Friday 08.07.16 and Saturday 09.07.16 – Lindisfarne, Embleton, Howick & Bamburgh
Friday & Saturday weren’t about birding – it was castles and beaches (and pubs!). However, during the course of the two days we did spot a number of birds, naturally, including some Stonechats at Howick and Sandwich Terns fishing in the sea near Bamburgh Castle.
Sunday 09.07.16 – Staple Island Cruise
We were to be leaving for home again today, and we hadn’t as yet set foot on any of the Farne Islands so far this trip. We have previously been on Inner Farne a good few times and Staple Island once before. These are the only two Farne Islands which the public are allowed to land on. All of the islands (28 in total depending on the tides) are closely controlled by the National Trust whose wardens decide when it is safe for the public to land.
Inner Farne is the most popular and most visited island by far, with wooden walkways to allow the public to safely walk around the island. Staple Island is very different – it is more for serious bird-photographers and ornithologists. There are no walkways on Staple – just bare rock – but visitors have much more freedom to roam and can get really close to the birds – Puffins in particular. As a bird photographer, Staple Island is simply more exciting than Inner Farne, being wilder and less controlled.
One problem with Staple Island visits though, is that landing is much trickier there due to regular sea swells by the landing jetty. It’s often not possible for the boats to safely land visitors there and so its always a bit of a gamble booking for Staple Island.
Helen and I were willing to gamble on Staple Island being accessible today though, as the sea was quite calm. It was rather dull and overcast as we arrived at the harbour, however, and very unlike the beautiful evening we’d enjoyed on Thursday.

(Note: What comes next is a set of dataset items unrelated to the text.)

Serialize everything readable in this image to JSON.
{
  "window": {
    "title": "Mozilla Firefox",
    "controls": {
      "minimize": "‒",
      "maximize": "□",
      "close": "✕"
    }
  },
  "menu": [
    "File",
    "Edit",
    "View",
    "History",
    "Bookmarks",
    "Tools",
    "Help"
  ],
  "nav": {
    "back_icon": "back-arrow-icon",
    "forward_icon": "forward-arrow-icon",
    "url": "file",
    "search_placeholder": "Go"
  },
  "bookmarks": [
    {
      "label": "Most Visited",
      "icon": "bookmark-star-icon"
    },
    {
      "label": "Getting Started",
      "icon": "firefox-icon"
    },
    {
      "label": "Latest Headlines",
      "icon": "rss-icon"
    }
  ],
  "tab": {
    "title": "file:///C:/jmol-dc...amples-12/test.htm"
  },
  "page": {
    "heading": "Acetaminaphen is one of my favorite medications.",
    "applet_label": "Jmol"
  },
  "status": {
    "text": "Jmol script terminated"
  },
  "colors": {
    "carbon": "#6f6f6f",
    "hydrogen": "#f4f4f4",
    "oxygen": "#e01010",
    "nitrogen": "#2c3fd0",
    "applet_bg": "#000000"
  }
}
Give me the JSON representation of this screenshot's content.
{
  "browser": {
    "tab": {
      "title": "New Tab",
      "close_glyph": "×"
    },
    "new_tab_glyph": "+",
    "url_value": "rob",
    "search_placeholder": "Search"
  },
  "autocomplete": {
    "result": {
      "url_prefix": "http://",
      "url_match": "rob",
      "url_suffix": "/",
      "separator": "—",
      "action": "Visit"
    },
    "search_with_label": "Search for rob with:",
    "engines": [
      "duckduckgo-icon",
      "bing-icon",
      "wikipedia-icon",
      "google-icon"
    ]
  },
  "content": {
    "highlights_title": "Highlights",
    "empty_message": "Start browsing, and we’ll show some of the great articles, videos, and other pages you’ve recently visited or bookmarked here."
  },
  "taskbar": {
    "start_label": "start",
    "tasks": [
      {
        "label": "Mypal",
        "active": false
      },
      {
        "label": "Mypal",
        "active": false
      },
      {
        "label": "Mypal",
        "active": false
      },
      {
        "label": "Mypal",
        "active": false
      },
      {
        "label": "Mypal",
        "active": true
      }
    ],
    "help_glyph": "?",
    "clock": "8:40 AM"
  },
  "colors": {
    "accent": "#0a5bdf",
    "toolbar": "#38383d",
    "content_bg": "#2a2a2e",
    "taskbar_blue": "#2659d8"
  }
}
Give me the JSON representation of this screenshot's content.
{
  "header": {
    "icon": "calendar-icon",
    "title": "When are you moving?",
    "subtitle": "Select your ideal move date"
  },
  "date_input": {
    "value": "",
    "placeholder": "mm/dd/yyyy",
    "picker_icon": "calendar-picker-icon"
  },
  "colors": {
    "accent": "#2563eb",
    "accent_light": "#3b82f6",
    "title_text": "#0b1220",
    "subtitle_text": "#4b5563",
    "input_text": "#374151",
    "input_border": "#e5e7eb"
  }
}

We bought our boat tickets, paid the National Trust’s landing fees and made our way to the end of the pier to board ‘Glad Tidings’ – our vessel for the 2-3 hour cruise. No sooner had we set-off when the heavens opened and it rained torrentially. It was quite miserable on the open deck (there being no cover whatsoever for passengers on this boat) and we were soon as wet as could be! There was no way we could get our cameras out in the downpour, and visibility was pretty poor anyway.
We did much of the same guided-tour today as we had on Thursday evening in the glorious sunshine. Today everyone on the boat was hunkered-down against the weather; no-one was taking any photos at all in the pouring rain. Most people weren’t even able to see past gaping anorak hoods or umbrellas!
Eventually, and as we closed-in on Staple Island, the rain began to abate and we could finally begin to watch the birds. We docked at Staple Island with no trouble at all and everyone on the boat began to stand-up in preparation for climbing onto the island. Helen and I were certainly becoming excited, wet bottoms notwithstanding!
That was when the National Trust warden delivered the bombshell – the rain had been so severe and the rocks had become so slippery that they wouldn’t allow us to land! Apparently, another visitor in recent days had slipped and seriously injured themselves on a similarly wet day, and the NT wardens weren’t taking any chances. What a blow!
Things were actually made slightly worse by the fact that a previous boatload of visitors, who had reached Staple Island before the downpour, had been allowed to land and they were now shephered onto our boat for the trip back to Seahouses – a double whammy!
All Helen and I could do was snap a few quick shots of the seabirds on the rocks by the jetty before we chugged off back to Seahouses. As we passed Inner Farne the sun was shining beautifully. If only we had elected to go there again instead today! Grrr!